Let t be the ending time of \((c \cdot \max \{k,n-k\})\)-th iteration for any integer \(c \ge 1\). Using Corollary 15 and Claim 16

$$\begin{aligned} M_t^\mathcal{O}\mathcal{N} \ge \max \{n-k,k\} \cdot M_t^\mathcal {O} \ge \frac{n}{2} \cdot M_t^\mathcal {O}. \end{aligned}$$

Thus the claim of the theorem holds.

5 Conclusion

In light of the limited research on the online variants of the mobile facility location problem (MFL), we introduce and examine the OMFL problem and its two subtypes: G-OMFL and M-OMFL. We establish tight bounds for G-OMFL on uniform metrics, where our lower bound for OMFL also applies to G-OMFL on uniform metrics since OMFL on uniform metrics is a special case of G-OMFL on uniform metrics. Additionally, we demonstrate a linear lower bound on the competitiveness for M-OMFL, even on uniform metrics.

Motivated by the approach used by [25, 26] for the k-server problem, we define and study G-OMFL on uniform metrics, similar to the allocation problem defined by [25, 26] on uniform metrics. This is the first step towards solving OMFL on HSTs and general metrics. The second step, which remains an open question, is to adapt a similar approach for OMFL using the DGA algorithm presented in this paper. The idea is for each internal node of the HST to run an instance of G-OMFL to decide how to allocate its facilities among its children nodes. Starting from the root, which has k facilities, this recursive process determines the number of facilities at each leaf of the HST, providing a feasible solution for OMFL.

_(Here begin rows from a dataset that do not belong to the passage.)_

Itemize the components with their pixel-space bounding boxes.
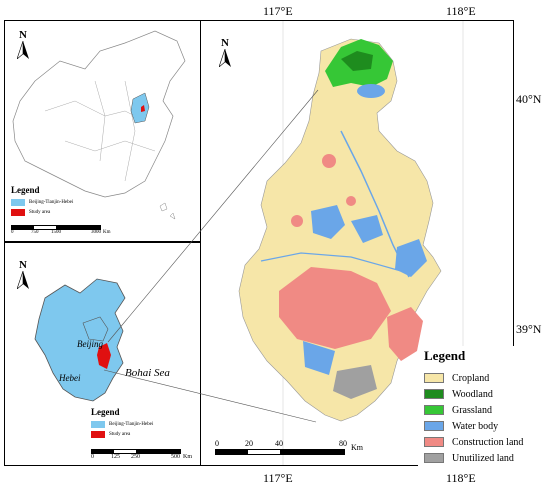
region-legend-item: Beijing-Tianjin-Hebei bbox=[91, 421, 191, 428]
north-arrow-main: N bbox=[218, 37, 231, 70]
lon-label-top-117: 117°E bbox=[263, 4, 293, 18]
lon-label-top-118: 118°E bbox=[446, 4, 476, 18]
legend-swatch bbox=[424, 453, 444, 463]
china-inset: N Legend Beijing-Tianjin-Hebei Study are… bbox=[4, 20, 201, 242]
region-legend-item: Study area bbox=[91, 431, 191, 438]
legend-item-woodland: Woodland bbox=[424, 386, 526, 402]
land-use-legend: Legend Cropland Woodland Grassland Water… bbox=[418, 346, 526, 466]
legend-swatch bbox=[424, 373, 444, 383]
china-legend-item: Study area bbox=[11, 209, 121, 216]
china-scale-bar: 0 750 1500 3000 Km bbox=[11, 225, 111, 238]
legend-item-grassland: Grassland bbox=[424, 402, 526, 418]
lat-label-40: 40°N bbox=[516, 92, 542, 106]
region-inset: N Beijing Hebei Bohai Sea Legend Beijing… bbox=[4, 242, 201, 466]
legend-swatch bbox=[91, 421, 105, 428]
lon-label-bottom-118: 118°E bbox=[446, 471, 476, 485]
legend-swatch bbox=[424, 389, 444, 399]
legend-swatch bbox=[91, 431, 105, 438]
lat-label-39: 39°N bbox=[516, 322, 542, 336]
main-scale-bar: 0 20 40 80 Km bbox=[215, 439, 365, 455]
legend-swatch bbox=[424, 405, 444, 415]
legend-item-unutilized-land: Unutilized land bbox=[424, 450, 526, 466]
china-legend: Legend Beijing-Tianjin-Hebei Study area bbox=[11, 185, 121, 216]
north-arrow-icon bbox=[218, 48, 231, 68]
label-bohai-sea: Bohai Sea bbox=[125, 367, 170, 379]
region-map bbox=[34, 278, 126, 402]
legend-swatch bbox=[11, 199, 25, 206]
legend-swatch bbox=[424, 437, 444, 447]
label-beijing: Beijing bbox=[77, 339, 103, 349]
lon-label-bottom-117: 117°E bbox=[263, 471, 293, 485]
north-arrow-icon bbox=[16, 40, 29, 60]
legend-item-cropland: Cropland bbox=[424, 370, 526, 386]
legend-item-water-body: Water body bbox=[424, 418, 526, 434]
region-scale-bar: 0 125 250 500 Km bbox=[91, 449, 192, 462]
legend-swatch bbox=[11, 209, 25, 216]
label-hebei: Hebei bbox=[59, 373, 81, 383]
north-arrow-region: N bbox=[16, 259, 29, 292]
legend-swatch bbox=[424, 421, 444, 431]
legend-item-construction-land: Construction land bbox=[424, 434, 526, 450]
north-arrow-icon bbox=[16, 270, 29, 290]
region-legend: Legend Beijing-Tianjin-Hebei Study area bbox=[91, 407, 191, 438]
china-legend-item: Beijing-Tianjin-Hebei bbox=[11, 199, 121, 206]
north-arrow-china: N bbox=[16, 29, 29, 62]
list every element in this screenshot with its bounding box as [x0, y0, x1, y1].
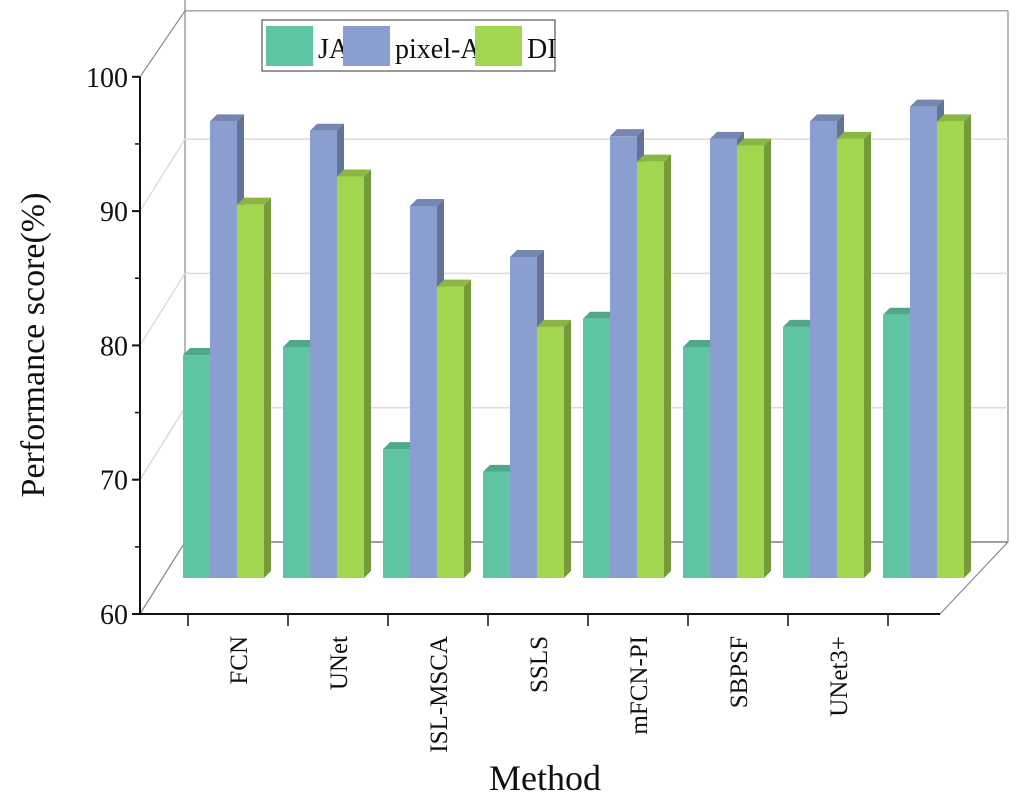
bar [937, 114, 971, 578]
bar-front [410, 205, 437, 578]
bar-front [310, 130, 337, 578]
x-tick-label: SSLS [526, 636, 553, 693]
y-tick-label: 60 [100, 600, 128, 631]
bar-top [710, 131, 744, 139]
bar-top [883, 307, 917, 315]
bar-front [910, 106, 937, 579]
bar-side [364, 169, 371, 578]
legend: JA pixel-AC DI [261, 19, 557, 72]
legend-swatch [266, 26, 313, 66]
bar-front [883, 314, 910, 578]
bar-top [537, 319, 571, 327]
bar-side [964, 114, 971, 578]
x-tick-label: SBPSF [726, 636, 753, 708]
bar [237, 197, 271, 578]
bar-front [837, 138, 864, 579]
y-tick-label: 100 [86, 63, 128, 94]
bar-front [583, 318, 610, 578]
y-axis-title: Performance score(%) [15, 193, 52, 498]
bar [837, 131, 871, 579]
bar-front [383, 449, 410, 578]
bar-front [637, 161, 664, 579]
bar-top [183, 348, 217, 356]
left-wall-top-edge [139, 10, 186, 78]
floor-left-edge [139, 541, 186, 615]
bar-front [937, 121, 964, 578]
bar-top [310, 123, 344, 131]
bar-front [710, 138, 737, 579]
bar-top [810, 114, 844, 122]
floor-right-edge [939, 541, 1009, 615]
bar-top [483, 464, 517, 472]
bar-front [610, 136, 637, 578]
bar-front [437, 286, 464, 578]
legend-swatch [343, 26, 390, 66]
bar-front [783, 326, 810, 578]
bar-front [483, 471, 510, 578]
bar-front [283, 347, 310, 578]
bars [183, 99, 971, 579]
bar [337, 169, 371, 578]
bar-top [283, 340, 317, 348]
bar-top [910, 99, 944, 107]
bar [737, 138, 771, 578]
bar-top [937, 114, 971, 122]
bar-front [183, 355, 210, 578]
bar-side [864, 131, 871, 579]
bar-front [737, 145, 764, 578]
bar-top [237, 197, 271, 205]
x-tick-label: ISL-MSCA [426, 636, 453, 753]
side-gridline [139, 273, 186, 346]
bar-front [210, 121, 237, 578]
y-tick-label: 80 [100, 331, 128, 362]
side-gridline [139, 407, 186, 481]
bar-top [337, 169, 371, 177]
x-axis-title: Method [489, 758, 601, 798]
bar-side [664, 154, 671, 579]
bar-top [737, 138, 771, 146]
bar [383, 442, 417, 578]
bar-top [510, 250, 544, 258]
bar-top [583, 311, 617, 319]
legend-swatch [475, 26, 522, 66]
legend-label: DI [527, 34, 557, 65]
bar-top [837, 131, 871, 139]
x-tick-label: FCN [226, 636, 253, 685]
bar-top [437, 279, 471, 287]
bar-top [383, 442, 417, 450]
side-gridline [139, 138, 186, 212]
y-tick-label: 70 [100, 466, 128, 497]
x-tick-label: UNet [326, 636, 353, 690]
bar-top [610, 129, 644, 137]
axes: 60 70 80 90 100 FCN UNet ISL-MSCA SSLS mFCN-PI SBP… [86, 63, 940, 753]
bar [637, 154, 671, 579]
bar-front [537, 326, 564, 578]
bar-side [764, 138, 771, 578]
x-tick-label: mFCN-PI [626, 636, 653, 735]
y-tick-label: 90 [100, 197, 128, 228]
bar-front [510, 257, 537, 578]
bar [437, 279, 471, 578]
bar-side [564, 319, 571, 578]
bar-side [264, 197, 271, 578]
bar-top [683, 340, 717, 348]
bar [537, 319, 571, 578]
bar-side [464, 279, 471, 578]
bar-top [783, 319, 817, 327]
x-tick-label: UNet3+ [826, 636, 853, 717]
bar-top [210, 114, 244, 122]
bar-front [337, 176, 364, 578]
bar-top [410, 198, 444, 206]
bar-front [810, 121, 837, 578]
bar-front [237, 204, 264, 578]
bar-top [637, 154, 671, 162]
bar-front [683, 347, 710, 578]
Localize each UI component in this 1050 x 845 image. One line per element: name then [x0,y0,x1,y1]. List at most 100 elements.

The second open question is whether the result provided by Theorem 3 is tight. Additionally, due to the similarities between the M-OMFL problem in uniform metrics and the paging problem, it would be interesting to explore the use of randomized online algorithms against oblivious adversaries for M-OMFL. The goal would be to achieve a sublinear competitive ratio for this problem.